“Once Saved, Always Saved” & Luke 8:13

“Once Saved, Always Saved” & Luke 8:13
by Jack Cottrell (Notes) on Thursday, October 8, 2009 at 12:18pm

A RECENT REQUEST: “I have been debating a Calvinist over necessary perseverance, and I was wondering your view on Luke 8:13. Do you believe this describes a true believer or a false believer? The Calvinist is arguing that Jesus shows that if someone falls away from the faith, they were never saved to begin with. He believes that his arguments for eternal security rise and fall based on the four soils of Jesus’ parable. If you could offer any advice or input, I would greatly appreciate it.”

MY REPLY: Your Calvinist adversary has chosen a very weak redoubt if he is attempting to defend “once saved, always saved” based on the parable of the sower. Jesus very clearly states that only the first soil (the roadway) did NOT produce faith when the seed fell upon it (Luke 8:12). These only hear, but “will not believe and be saved.” (He does not specifically state one way or the other whether the third and fourth soils produced faith; but it is obvious that the fourth one did, and the third probably did, too.) He also clearly states that the second (rocky) soil DID produce faith: “they believed for a while” (v. 13). In v. 12 Jesus specifically connects believing with salvation. Thus it is proper to conclude that the believers in v. 13 (the rocky soil) were saved for the period of time when they believed. Otherwise Jesus is using the word “believe” in two different senses in these two connecting verses, which would be unnecessarily confusing. The fact is that there is absolutely no basis for the distinction between a “true believer” and a “false believer.” A person is either a believer or not a believer. Only the false presupposition that one who is truly saved cannot lose his salvation causes anyone to try to make this distinction.

Please consult my book, “The Faith Once for All,” ch. 21, “Assurance of Salvation,” for a concise refutation of the “once saved, always saved” doctrine (pp. 375ff.).
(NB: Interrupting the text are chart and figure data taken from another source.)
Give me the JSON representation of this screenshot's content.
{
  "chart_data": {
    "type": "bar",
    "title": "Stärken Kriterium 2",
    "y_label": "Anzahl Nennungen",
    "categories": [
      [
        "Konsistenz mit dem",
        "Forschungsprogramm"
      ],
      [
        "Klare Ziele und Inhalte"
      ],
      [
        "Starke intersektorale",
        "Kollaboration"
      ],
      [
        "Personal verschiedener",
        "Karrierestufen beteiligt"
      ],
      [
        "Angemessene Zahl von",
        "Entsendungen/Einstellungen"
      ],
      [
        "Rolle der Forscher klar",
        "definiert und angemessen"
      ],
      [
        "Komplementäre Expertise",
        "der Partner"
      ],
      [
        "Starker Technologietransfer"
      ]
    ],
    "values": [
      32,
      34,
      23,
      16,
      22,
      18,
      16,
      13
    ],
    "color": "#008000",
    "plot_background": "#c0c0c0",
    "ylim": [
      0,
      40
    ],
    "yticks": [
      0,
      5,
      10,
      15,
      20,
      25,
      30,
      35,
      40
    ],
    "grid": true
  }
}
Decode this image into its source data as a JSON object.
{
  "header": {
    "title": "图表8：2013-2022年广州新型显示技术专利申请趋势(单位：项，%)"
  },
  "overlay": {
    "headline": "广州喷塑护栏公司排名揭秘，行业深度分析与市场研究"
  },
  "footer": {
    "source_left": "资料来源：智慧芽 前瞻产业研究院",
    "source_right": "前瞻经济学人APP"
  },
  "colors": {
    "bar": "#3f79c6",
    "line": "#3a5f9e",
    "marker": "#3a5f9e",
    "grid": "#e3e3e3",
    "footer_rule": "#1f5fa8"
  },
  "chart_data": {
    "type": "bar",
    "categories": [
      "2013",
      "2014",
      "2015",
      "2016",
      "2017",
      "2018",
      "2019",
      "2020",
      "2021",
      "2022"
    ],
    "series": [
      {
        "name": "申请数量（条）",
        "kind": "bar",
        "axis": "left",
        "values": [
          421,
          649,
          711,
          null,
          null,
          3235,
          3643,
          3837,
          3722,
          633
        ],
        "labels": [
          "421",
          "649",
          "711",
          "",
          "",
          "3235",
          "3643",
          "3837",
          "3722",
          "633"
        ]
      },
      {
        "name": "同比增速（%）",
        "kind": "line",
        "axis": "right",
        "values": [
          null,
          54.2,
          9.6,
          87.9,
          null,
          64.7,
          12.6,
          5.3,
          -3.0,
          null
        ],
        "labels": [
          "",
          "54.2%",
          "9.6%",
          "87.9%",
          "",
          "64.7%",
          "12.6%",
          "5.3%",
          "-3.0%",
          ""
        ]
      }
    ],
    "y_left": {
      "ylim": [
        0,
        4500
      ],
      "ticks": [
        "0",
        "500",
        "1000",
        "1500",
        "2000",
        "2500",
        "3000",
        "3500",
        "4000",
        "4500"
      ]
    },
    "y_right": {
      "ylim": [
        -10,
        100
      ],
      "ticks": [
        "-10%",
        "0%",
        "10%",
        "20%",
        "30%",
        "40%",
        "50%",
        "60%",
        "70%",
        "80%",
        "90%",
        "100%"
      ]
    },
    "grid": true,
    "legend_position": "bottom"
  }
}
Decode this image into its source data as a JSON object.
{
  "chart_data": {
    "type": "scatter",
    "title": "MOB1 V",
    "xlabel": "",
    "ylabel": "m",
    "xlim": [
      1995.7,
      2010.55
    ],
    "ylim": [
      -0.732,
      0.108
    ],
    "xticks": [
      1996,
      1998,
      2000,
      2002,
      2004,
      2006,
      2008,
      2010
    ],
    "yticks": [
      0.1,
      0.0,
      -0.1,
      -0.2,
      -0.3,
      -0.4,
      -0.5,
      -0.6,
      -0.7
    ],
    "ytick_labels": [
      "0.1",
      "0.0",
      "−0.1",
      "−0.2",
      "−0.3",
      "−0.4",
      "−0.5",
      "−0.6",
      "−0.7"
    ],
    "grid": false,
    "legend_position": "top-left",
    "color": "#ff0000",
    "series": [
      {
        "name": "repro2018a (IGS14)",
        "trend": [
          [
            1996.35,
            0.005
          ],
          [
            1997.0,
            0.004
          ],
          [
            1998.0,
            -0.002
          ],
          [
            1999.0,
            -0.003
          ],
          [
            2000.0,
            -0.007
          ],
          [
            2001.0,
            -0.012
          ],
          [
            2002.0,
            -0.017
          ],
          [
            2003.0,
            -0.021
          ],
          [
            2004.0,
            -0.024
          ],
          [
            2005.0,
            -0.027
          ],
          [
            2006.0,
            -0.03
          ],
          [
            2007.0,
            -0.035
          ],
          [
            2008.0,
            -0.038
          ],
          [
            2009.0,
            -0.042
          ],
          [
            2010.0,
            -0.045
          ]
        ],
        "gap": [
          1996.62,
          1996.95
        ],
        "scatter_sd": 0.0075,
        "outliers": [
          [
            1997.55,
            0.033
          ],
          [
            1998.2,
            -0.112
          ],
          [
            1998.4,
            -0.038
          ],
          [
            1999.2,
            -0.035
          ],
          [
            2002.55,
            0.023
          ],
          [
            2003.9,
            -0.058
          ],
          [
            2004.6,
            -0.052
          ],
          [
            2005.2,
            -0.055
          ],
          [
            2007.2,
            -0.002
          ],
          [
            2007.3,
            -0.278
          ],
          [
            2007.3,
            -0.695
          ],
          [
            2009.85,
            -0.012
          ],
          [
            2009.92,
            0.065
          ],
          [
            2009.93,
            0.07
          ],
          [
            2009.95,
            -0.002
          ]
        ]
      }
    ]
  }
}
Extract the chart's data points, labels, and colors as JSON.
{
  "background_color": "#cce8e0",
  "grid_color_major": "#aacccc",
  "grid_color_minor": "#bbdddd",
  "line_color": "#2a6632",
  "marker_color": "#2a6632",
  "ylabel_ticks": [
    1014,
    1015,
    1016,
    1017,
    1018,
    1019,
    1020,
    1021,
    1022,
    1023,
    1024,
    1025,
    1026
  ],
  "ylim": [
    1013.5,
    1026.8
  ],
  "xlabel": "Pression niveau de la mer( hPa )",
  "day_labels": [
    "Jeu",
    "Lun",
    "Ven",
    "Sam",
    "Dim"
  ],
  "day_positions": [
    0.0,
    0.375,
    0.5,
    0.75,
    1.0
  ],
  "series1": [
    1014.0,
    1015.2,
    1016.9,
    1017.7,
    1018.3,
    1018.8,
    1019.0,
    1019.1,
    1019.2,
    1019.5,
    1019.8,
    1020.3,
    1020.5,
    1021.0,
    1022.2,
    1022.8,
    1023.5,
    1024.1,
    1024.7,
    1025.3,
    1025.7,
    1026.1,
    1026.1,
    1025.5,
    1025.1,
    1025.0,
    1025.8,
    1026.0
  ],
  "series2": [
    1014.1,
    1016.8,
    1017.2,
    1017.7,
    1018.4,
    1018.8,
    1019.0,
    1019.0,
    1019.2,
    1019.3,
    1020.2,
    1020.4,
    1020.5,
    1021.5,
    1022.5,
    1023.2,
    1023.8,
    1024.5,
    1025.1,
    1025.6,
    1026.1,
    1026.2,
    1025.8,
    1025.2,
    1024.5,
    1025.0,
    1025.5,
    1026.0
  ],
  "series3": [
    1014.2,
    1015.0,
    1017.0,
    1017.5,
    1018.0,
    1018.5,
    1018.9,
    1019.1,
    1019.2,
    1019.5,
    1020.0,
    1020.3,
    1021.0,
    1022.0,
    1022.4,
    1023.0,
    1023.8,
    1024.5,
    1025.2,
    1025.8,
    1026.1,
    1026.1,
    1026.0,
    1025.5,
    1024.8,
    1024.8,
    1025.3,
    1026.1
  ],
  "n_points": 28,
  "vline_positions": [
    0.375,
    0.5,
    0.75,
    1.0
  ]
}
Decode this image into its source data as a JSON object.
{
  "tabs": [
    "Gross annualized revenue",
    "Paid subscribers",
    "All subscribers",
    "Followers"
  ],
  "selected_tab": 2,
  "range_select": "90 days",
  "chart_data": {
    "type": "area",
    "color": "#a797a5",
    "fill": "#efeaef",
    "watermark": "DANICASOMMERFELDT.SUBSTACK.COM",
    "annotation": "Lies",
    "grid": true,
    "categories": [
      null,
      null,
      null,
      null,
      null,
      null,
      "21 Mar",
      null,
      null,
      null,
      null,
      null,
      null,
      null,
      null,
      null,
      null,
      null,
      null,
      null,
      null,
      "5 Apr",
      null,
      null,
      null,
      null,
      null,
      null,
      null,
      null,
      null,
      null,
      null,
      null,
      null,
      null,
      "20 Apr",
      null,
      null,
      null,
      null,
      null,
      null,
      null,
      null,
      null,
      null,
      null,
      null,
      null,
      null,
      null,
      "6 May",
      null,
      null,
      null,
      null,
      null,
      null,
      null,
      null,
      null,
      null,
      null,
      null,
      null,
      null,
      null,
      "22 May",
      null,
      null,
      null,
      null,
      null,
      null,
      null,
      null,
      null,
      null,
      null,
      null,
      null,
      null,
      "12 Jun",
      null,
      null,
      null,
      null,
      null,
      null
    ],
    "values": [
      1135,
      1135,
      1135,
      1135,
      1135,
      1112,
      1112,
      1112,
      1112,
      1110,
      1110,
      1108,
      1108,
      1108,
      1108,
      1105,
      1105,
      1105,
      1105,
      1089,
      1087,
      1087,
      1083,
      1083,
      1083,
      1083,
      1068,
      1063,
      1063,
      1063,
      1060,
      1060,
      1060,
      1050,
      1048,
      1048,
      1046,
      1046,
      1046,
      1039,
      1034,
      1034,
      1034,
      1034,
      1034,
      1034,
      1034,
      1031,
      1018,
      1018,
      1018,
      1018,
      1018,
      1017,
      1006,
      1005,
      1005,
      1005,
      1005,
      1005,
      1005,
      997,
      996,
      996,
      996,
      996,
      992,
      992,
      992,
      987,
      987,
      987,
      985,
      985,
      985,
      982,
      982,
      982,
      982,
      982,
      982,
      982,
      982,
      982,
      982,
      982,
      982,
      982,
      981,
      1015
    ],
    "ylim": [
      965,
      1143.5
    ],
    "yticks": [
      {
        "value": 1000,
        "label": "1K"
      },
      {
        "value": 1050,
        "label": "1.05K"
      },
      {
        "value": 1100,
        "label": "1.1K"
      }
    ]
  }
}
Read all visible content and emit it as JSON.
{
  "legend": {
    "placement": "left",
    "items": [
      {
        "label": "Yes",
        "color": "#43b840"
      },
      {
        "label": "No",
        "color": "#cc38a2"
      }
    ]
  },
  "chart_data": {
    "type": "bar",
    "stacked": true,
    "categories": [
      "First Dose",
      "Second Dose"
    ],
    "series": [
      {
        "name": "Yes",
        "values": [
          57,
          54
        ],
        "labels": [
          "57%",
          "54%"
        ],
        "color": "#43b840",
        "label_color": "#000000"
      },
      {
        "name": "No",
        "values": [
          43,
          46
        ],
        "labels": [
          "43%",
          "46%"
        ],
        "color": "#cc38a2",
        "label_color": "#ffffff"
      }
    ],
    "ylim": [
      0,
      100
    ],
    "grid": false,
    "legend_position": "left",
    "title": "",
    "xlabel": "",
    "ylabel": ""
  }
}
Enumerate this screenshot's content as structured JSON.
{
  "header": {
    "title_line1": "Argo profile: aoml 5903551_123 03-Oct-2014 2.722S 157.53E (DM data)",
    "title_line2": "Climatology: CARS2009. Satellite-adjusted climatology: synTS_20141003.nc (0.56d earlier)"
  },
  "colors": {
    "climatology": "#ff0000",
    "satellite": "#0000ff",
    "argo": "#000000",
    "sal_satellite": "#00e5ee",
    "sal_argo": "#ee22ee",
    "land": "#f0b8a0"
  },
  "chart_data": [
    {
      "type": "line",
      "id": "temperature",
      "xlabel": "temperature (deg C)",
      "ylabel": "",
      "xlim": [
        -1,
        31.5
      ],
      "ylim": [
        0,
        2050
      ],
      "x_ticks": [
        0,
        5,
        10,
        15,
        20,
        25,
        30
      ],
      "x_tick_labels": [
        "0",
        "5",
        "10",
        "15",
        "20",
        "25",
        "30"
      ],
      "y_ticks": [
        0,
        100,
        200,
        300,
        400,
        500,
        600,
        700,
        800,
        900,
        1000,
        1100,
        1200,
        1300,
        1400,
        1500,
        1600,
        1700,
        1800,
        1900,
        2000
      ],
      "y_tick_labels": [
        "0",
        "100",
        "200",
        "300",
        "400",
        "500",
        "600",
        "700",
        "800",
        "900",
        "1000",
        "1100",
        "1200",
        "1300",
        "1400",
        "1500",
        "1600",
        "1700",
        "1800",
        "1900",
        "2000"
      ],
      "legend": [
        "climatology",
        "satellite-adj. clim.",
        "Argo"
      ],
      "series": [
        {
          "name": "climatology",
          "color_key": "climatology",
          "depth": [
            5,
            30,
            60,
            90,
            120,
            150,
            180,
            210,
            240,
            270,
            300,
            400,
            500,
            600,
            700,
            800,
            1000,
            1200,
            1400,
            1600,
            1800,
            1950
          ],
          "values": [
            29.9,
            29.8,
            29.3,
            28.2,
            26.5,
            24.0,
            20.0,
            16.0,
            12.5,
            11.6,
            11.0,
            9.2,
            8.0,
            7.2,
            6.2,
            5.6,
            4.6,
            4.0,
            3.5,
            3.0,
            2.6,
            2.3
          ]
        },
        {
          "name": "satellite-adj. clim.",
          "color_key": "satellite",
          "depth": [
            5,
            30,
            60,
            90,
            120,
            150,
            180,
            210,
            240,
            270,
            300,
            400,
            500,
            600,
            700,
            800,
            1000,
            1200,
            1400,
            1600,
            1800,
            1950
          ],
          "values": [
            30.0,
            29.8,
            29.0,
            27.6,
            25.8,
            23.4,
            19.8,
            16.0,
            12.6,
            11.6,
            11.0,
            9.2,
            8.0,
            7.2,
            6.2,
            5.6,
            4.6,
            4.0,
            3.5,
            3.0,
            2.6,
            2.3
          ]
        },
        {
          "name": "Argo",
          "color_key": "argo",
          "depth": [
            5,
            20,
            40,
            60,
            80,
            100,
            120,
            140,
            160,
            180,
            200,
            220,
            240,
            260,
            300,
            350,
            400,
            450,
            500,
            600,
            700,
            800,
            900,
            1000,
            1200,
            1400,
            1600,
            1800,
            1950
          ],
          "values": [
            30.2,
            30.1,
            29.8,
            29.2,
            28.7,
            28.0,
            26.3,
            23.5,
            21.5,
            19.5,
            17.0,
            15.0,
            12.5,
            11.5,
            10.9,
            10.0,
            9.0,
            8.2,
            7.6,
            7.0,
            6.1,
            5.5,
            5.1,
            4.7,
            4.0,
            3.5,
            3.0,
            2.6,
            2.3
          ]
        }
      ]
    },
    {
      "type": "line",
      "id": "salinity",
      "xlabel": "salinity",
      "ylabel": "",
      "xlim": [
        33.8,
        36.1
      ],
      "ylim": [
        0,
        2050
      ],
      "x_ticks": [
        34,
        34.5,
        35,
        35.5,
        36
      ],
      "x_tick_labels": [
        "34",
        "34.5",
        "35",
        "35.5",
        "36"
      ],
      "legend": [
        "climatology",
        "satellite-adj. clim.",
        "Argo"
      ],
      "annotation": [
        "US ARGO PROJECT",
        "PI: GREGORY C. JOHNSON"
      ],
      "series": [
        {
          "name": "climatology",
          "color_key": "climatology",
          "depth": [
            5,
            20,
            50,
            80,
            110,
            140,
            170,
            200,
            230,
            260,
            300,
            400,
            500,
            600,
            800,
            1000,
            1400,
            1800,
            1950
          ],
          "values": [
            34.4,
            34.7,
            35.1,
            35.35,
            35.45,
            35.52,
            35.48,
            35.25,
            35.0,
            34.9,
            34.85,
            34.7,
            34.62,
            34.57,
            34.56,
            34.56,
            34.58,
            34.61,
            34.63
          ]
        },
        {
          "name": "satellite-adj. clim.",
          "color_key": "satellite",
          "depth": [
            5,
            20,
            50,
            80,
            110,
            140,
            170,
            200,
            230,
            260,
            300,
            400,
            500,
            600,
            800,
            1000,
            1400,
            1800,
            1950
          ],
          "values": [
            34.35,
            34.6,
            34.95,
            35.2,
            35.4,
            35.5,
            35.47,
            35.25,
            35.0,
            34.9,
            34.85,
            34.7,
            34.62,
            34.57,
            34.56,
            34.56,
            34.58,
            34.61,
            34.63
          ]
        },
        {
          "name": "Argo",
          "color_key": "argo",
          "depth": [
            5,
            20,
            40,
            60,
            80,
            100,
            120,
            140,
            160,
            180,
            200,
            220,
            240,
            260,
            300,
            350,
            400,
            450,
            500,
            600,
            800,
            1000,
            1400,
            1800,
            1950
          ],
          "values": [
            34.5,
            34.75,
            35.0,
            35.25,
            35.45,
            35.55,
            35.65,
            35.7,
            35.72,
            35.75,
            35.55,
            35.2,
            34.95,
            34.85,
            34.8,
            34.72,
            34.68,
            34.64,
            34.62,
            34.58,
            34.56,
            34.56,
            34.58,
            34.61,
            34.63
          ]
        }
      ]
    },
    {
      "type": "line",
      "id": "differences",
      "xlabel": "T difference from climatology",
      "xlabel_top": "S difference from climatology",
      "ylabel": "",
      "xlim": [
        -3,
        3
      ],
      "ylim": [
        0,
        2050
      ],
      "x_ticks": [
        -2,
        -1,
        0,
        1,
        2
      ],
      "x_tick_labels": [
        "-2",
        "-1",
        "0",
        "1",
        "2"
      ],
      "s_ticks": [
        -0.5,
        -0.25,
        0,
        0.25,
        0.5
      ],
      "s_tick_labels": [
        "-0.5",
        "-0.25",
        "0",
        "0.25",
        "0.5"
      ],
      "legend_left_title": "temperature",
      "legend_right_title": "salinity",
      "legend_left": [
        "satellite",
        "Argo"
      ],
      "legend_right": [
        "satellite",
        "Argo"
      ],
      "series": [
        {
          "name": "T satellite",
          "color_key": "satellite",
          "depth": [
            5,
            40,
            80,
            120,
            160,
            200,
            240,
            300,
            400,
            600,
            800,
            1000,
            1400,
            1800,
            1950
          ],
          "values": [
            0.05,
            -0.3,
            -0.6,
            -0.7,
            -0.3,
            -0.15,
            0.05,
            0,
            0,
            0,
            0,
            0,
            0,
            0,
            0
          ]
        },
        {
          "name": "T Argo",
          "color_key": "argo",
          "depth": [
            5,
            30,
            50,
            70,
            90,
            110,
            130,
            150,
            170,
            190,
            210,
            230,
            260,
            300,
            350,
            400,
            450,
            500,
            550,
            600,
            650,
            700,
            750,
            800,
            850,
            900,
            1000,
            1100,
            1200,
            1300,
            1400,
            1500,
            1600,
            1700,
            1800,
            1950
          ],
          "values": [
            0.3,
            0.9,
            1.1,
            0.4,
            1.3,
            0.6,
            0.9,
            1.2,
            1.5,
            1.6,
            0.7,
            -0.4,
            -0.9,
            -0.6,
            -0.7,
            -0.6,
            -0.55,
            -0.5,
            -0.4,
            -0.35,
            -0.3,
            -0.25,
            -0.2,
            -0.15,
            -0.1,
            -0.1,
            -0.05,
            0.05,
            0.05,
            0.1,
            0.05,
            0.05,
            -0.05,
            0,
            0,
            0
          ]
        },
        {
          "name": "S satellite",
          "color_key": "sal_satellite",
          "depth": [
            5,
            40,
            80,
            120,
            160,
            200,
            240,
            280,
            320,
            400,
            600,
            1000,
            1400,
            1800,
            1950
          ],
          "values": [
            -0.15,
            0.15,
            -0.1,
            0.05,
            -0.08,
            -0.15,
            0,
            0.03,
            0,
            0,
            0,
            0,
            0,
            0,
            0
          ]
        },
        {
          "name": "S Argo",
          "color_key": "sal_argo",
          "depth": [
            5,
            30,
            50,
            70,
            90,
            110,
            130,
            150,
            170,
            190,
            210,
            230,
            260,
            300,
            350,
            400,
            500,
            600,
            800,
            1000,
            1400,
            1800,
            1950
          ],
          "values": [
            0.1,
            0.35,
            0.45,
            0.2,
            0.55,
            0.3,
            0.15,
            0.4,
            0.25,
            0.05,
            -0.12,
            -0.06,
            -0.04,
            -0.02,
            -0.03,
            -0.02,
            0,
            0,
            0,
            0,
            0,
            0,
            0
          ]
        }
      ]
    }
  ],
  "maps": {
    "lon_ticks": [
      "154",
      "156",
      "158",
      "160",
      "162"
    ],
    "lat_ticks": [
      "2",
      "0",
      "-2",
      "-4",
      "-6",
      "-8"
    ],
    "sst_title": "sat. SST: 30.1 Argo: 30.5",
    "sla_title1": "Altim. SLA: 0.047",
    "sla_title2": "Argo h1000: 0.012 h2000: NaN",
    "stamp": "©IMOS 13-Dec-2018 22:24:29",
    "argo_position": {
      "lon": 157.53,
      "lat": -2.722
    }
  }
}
The strongest passage against this false idea is Romans 11:17-24 (esp. v. 22). In this passage Paul is addressing the Gentile Christians (wild olive branches) that have been grafted into the church (the post-Pentecostal olive tree) along with believing Jews. He says in v. 20 that (you) Gentiles “stand by your faith,” i.e., they are a part of the tree by trusting in God’s kindness (v. 22). This can only be a true faith; they are obviously true believers. But then in v. 22 he says if they do not continue in God’s kindness, they will be cut off from the tree. I.e., they now have true faith, but they can lose it and be lost. See my commentary on Romans for further comments on this passage.